For readers exploring development paths and clear role-setting, see this concise guide on mystic skills and practice.
Evidence and skepticism: psychology today versus love magic then and now
Ancient warnings about love charms still echo in modern debates over quick fixes for relationships. Ovid’s Remedies for Love recounts mythic failures—Medea and Circe show spells do not reliably change hearts. Those stories frame a timeless caution: promises of certainty around love often collapse.

Ovid’s critique and modern echoes
Ovid and later commentators warn that coercive “love magic” raises ethical problems and false hope. Today, some services suggest quick resolution for love, but critics point out the risks to autonomy and consent.
What research supports
By contrast, structured approaches like MBCT and established psychotherapy offer replicable training and protocols. MBCT, endorsed by NICE (2004; priority 2009), cut relapse for recurrent depression by about 50% in trials and helps anxiety, stress, and trauma over years.
“Prefer approaches that can be tested and refined over time,”
Practical takeaway: Psychology Today listings reflect a wide world of offerings, but evidence-based methods show clearer outcomes and verified training. Ask what evidence exists, how training is checked, and whether claimed results respect health and autonomy.

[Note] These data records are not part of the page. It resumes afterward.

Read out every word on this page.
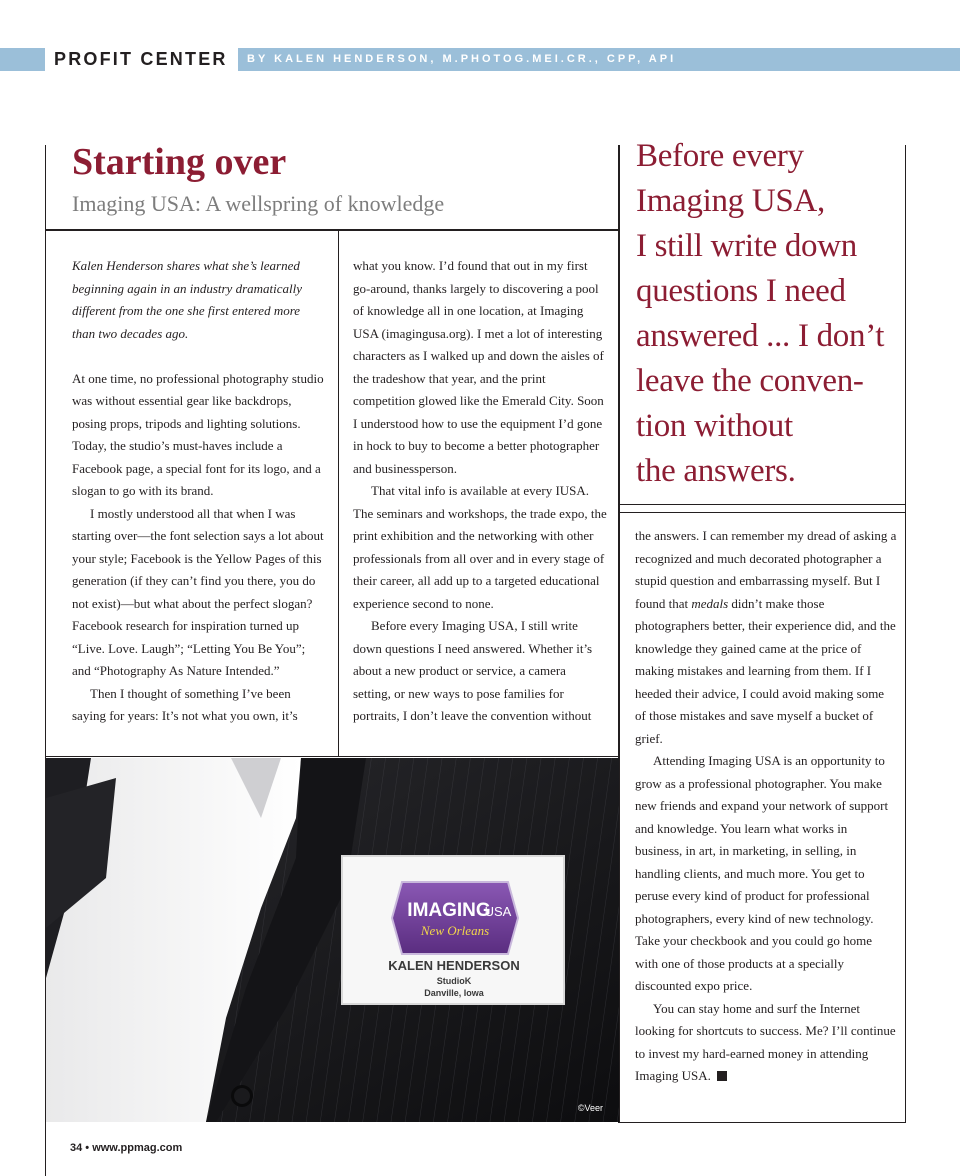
PROFIT CENTER	BY KALEN HENDERSON, M.PHOTOG.MEI.CR., CPP, API
Starting over
Imaging USA: A wellspring of knowledge

Kalen Henderson shares what she’s learned beginning again in an industry dramatically different from the one she first entered more than two decades ago.

At one time, no professional photography studio was without essential gear like backdrops, posing props, tripods and lighting solutions. Today, the studio’s must-haves include a Facebook page, a special font for its logo, and a slogan to go with its brand.

I mostly understood all that when I was starting over—the font selection says a lot about your style; Facebook is the Yellow Pages of this generation (if they can’t find you there, you do not exist)—but what about the perfect slogan? Facebook research for inspiration turned up “Live. Love. Laugh”; “Letting You Be You”; and “Photography As Nature Intended.”

Then I thought of something I’ve been saying for years: It’s not what you own, it’s

what you know. I’d found that out in my first go-around, thanks largely to discovering a pool of knowledge all in one location, at Imaging USA (imagingusa.org). I met a lot of interesting characters as I walked up and down the aisles of the tradeshow that year, and the print competition glowed like the Emerald City. Soon I understood how to use the equipment I’d gone in hock to buy to become a better photographer and businessperson.

That vital info is available at every IUSA. The seminars and workshops, the trade expo, the print exhibition and the networking with other professionals from all over and in every stage of their career, all add up to a targeted educational experience second to none.

Before every Imaging USA, I still write down questions I need answered. Whether it’s about a new product or service, a camera setting, or new ways to pose families for portraits, I don’t leave the convention without

Before every
Imaging USA,
I still write down
questions I need
answered ... I don’t
leave the conven-
tion without
the answers.

the answers. I can remember my dread of asking a recognized and much decorated photographer a stupid question and embarrassing myself. But I found that medals didn’t make those photographers better, their experience did, and the knowledge they gained came at the price of making mistakes and learning from them. If I heeded their advice, I could avoid making some of those mistakes and save myself a bucket of grief.

Attending Imaging USA is an opportunity to grow as a professional photographer. You make new friends and expand your network of support and knowledge. You learn what works in business, in art, in marketing, in selling, in handling clients, and much more. You get to peruse every kind of product for professional photographers, every kind of new technology. Take your checkbook and you could go home with one of those products at a specially discounted expo price.

You can stay home and surf the Internet looking for shortcuts to success. Me? I’ll continue to invest my hard-earned money in attending Imaging USA.

IMAGING
USA
New Orleans
KALEN HENDERSON
StudioK
Danville, Iowa
©Veer
34 • www.ppmag.com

For a related look at scientific claims, see this analysis on the law of attraction: is the law of attraction scientific.
Conclusion
Conclusion
As options multiply, choosing the right mix of energy work, readings, and psychotherapy matters more than ever.
People should match goals to method. For depression, anxiety, or a chronic disorder, pick evidence-based treatment with a licensed psychologist or therapist. For short-term meaning or comfort, a reading or energy session may fit.
Ask providers for a clear explanation of scope, separate sessions and billing, training, and referral plans. Insist on informed consent and check policies in plain words before you book.
Smart choices start with good questions: review credentials, read policies, and confirm supervision so your health and healing stay central.